Be happy and you’ll cook better!
A happy cook cooks well – this is a sentence in a cookbook by Carmel Somers of the Good Things Café now located in Skibbereen.
The sentence – as simple as it sounds – struck a chord with me as it describes me very well. I am happy when I cook and cooking/baking has helped me through some dark times.
I used to bake when I encountered my first heartbreak, creating the most amazing cakes and bringing them to work until colleagues gathered together complaining about weight gain and would I not just dump him!
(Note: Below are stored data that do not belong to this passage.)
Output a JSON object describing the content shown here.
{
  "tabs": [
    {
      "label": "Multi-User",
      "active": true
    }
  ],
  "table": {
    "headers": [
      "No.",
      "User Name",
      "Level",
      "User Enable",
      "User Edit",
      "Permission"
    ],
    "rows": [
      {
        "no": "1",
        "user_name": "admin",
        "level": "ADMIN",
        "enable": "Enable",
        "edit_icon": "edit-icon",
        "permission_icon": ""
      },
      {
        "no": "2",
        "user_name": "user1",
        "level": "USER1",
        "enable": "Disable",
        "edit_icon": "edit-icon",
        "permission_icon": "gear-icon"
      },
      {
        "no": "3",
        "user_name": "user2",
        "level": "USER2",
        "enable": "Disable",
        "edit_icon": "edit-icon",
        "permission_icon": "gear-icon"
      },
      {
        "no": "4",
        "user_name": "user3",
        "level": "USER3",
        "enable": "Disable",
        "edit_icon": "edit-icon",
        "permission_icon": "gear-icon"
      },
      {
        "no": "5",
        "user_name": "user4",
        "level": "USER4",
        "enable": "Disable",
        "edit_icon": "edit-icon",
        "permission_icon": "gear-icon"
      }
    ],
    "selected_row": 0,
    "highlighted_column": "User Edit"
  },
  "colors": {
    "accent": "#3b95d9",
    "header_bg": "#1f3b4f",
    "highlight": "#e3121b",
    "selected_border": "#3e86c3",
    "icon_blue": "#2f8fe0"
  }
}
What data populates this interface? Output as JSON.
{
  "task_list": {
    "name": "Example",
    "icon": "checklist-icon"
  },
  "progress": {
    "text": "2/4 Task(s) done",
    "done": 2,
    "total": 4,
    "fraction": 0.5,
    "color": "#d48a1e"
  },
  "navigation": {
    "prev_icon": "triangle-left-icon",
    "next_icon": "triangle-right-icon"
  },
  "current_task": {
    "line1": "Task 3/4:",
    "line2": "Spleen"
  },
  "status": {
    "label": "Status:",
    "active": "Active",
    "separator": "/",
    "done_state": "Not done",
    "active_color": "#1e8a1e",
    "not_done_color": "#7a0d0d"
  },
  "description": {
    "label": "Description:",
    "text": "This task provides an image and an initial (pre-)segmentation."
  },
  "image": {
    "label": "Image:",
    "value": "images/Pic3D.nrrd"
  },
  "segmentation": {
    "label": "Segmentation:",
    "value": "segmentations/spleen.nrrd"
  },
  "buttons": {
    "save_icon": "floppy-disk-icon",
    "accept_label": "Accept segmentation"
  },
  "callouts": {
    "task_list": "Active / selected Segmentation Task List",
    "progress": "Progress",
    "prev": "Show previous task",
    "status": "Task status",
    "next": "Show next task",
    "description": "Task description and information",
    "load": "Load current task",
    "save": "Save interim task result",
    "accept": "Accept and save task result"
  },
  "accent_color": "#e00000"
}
I did, but being able to bake and cook has saved me from the dark bottom of my soul and saved me money for therapy.
So reading that sentence by Carmel Somers made me smile as it took me back to times I have forgotten about but Carmel simply meant that you should relax when cooking to ensure that the procedure doesn’t become overwhelming.
Carmel’s cookbook is a collection of wonderful flavoursome recipes that are simple yet nourishing (just try her beetroot with yogurt and you will know what I mean).
The recipes are divided into weeks with shopping lists and a selection of recipes (no worries, there are only a few weeks listed – not the whole year) and a list of things you can prepare in advance at the weekend to make cooking during the week easier.
At the beginning of the book, she has a list of tips to help you (the first being: relax – a happy cook cooks well) including: if something goes wrong, try again. Lots of mistakes are edible – and she is so right.
My trials don’t always end in success and my dad’s chickens had to deal with a lot sometimes when I had my creative period (one tip, chickens don’t like too much ginger).
Another sentence I love from this list is: set the table, even for the simplest of meals. When I lived alone in Berlin, I had a lovely dining table in the alcove of my living room (it was a large apartment) and I had a habit of setting the table where I ate my meal with a napkin and a candle.
I truly believe that a tomato soup tastes so much better when enjoyed properly. My friend Sabrina made me once a lovely cheese toastie – and she dressed her kitchen table and we sat there for hours, nibbling away and chatting like friends should at a dinner party (we even ate her husband’s portion as he didn’t come down quick enough).
Carmel Somers’ book ‘Eat Good Things Every Day’ was published in 2009 but I am sure it is still available. Some recipes have step by step photography while others have just very simple images – nothing to intimidate the novice cook. So be happy when you are in the kitchen and cook well!